The first time LaFleur saw this practice utilized was when he was a member of then-head coach Dan Quinn’s Atlanta Falcons coaching staff in 2016 when Raheem Morris was moved from being Atlanta’s defensive passing game coordinator to wide receivers coach. That season, Falcons quarterback Matt Ryan earned NFL MVP honors en route to leading Atlanta to an NFC championship. Atlanta notoriously blew a 28-3 in a 34-28 Super Bowl LI overtime loss against the New England Patriots.
LaFleur was the Falcons quarterbacks coach that year under offensive coordinator Kyle Shanahan. LaFleur, Shanahan (San Francisco 49ers), Morris (Falcons) and Quinn (Washington Commanders) are all NFL head coaches today.
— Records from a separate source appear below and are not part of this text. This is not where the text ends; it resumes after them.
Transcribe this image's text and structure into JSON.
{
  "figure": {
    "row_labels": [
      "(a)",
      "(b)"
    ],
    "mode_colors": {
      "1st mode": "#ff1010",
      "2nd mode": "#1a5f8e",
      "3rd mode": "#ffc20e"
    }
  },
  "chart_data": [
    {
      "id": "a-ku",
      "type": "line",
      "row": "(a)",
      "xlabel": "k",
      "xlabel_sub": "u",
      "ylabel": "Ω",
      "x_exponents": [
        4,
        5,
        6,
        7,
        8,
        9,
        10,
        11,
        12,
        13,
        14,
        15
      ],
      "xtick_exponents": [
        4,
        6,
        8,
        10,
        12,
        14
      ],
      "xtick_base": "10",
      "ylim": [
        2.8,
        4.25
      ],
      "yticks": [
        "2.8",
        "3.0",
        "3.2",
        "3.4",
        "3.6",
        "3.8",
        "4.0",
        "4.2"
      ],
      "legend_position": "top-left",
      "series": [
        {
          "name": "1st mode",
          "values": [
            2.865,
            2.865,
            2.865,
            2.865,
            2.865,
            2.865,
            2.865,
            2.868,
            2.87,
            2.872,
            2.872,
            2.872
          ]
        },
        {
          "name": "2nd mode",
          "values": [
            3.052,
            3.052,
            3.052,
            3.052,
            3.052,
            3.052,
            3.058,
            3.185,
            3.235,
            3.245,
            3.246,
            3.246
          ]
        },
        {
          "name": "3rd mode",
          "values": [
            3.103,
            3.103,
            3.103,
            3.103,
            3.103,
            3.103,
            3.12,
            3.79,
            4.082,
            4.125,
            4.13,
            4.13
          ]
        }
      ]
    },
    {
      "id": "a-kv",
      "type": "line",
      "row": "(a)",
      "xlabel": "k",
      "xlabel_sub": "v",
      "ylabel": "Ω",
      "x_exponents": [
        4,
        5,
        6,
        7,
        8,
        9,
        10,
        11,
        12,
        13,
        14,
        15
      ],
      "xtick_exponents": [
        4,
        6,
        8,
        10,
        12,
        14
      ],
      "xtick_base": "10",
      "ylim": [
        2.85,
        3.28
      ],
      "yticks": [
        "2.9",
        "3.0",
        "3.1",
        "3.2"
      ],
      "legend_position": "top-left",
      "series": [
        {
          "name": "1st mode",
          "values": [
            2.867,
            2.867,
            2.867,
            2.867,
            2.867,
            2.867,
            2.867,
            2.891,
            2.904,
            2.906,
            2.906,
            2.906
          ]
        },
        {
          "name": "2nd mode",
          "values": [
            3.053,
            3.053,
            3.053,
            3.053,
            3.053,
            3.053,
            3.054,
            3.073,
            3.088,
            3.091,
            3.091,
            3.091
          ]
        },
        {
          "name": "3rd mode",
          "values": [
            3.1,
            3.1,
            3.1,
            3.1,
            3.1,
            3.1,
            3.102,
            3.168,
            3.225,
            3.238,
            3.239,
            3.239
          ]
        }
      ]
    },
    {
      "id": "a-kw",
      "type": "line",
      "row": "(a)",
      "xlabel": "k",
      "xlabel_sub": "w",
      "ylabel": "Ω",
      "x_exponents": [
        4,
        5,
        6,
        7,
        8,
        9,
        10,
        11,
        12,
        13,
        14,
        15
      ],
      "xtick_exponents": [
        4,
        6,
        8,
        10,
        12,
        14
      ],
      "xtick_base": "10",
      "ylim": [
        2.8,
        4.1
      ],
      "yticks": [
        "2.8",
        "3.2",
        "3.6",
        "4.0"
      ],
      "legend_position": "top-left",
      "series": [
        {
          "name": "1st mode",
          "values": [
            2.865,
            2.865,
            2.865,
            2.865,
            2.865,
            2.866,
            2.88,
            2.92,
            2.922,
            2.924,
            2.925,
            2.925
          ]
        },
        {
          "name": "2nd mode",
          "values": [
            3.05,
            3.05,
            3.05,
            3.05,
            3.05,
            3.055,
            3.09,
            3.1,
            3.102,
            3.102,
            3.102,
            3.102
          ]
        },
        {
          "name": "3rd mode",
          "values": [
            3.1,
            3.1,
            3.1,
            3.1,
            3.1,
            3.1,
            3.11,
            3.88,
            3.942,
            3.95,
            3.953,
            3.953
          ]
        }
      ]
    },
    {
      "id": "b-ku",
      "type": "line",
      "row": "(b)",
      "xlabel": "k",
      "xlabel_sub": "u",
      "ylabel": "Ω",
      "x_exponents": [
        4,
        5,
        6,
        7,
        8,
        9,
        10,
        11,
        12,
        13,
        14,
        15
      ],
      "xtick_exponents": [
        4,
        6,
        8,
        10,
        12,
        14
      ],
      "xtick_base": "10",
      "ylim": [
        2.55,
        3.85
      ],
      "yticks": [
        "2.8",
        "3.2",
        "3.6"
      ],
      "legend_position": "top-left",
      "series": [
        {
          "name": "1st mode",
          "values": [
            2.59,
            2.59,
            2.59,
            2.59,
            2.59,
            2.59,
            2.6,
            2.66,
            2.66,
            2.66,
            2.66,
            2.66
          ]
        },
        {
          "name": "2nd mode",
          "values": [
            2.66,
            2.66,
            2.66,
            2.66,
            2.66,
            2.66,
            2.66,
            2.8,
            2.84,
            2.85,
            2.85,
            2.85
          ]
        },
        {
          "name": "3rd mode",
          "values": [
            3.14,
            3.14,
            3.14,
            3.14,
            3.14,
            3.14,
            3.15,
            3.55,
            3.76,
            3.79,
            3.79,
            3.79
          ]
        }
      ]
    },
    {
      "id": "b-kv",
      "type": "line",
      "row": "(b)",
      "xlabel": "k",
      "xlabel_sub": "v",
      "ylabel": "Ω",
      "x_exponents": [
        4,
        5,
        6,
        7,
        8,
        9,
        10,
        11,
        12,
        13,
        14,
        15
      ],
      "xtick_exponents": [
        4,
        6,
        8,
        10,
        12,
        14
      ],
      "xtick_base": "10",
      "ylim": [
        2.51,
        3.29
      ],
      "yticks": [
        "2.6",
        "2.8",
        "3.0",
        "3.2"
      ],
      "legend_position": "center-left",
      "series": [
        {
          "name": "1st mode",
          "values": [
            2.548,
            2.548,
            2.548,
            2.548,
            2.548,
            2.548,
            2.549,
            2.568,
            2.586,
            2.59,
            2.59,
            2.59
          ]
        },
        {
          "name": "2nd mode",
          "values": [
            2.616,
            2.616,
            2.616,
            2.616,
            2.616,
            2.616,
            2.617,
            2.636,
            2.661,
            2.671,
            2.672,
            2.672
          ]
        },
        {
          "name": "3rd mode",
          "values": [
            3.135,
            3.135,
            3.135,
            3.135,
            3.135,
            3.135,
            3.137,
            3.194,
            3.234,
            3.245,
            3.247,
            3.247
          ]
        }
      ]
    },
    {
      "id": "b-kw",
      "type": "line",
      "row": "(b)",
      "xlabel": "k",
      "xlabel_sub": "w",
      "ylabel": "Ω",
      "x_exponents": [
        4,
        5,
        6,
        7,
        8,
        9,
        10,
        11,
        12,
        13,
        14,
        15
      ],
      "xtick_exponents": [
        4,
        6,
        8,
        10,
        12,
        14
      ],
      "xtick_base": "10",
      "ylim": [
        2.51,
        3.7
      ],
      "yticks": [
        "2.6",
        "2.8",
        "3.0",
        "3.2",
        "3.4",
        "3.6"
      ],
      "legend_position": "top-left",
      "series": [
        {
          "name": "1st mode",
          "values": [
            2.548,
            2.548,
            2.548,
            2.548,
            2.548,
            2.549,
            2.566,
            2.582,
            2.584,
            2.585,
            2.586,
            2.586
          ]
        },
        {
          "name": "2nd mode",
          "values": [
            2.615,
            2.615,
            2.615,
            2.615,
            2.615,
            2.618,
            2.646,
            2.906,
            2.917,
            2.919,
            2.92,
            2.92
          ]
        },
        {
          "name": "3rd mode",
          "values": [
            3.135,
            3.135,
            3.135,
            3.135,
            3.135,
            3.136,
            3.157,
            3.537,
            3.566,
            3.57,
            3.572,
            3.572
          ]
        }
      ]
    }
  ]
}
“It really happened back when I was in Atlanta in 2016 with Raheem Morris. We moved him from defensive backs, I think he was our passing game coordinator by title at the time, and moved him over to offense as a receiver coach,” LaFleur said. “I just thought it was, what a cool perspective to get the other side of it.”
Perhaps Hackett providing the other side perspective to the Packers defense, particularly in the red zone, could be what Green Bay needs to break through in the postseason for its first conference championship game appearance with starting quarterback Jordan Love.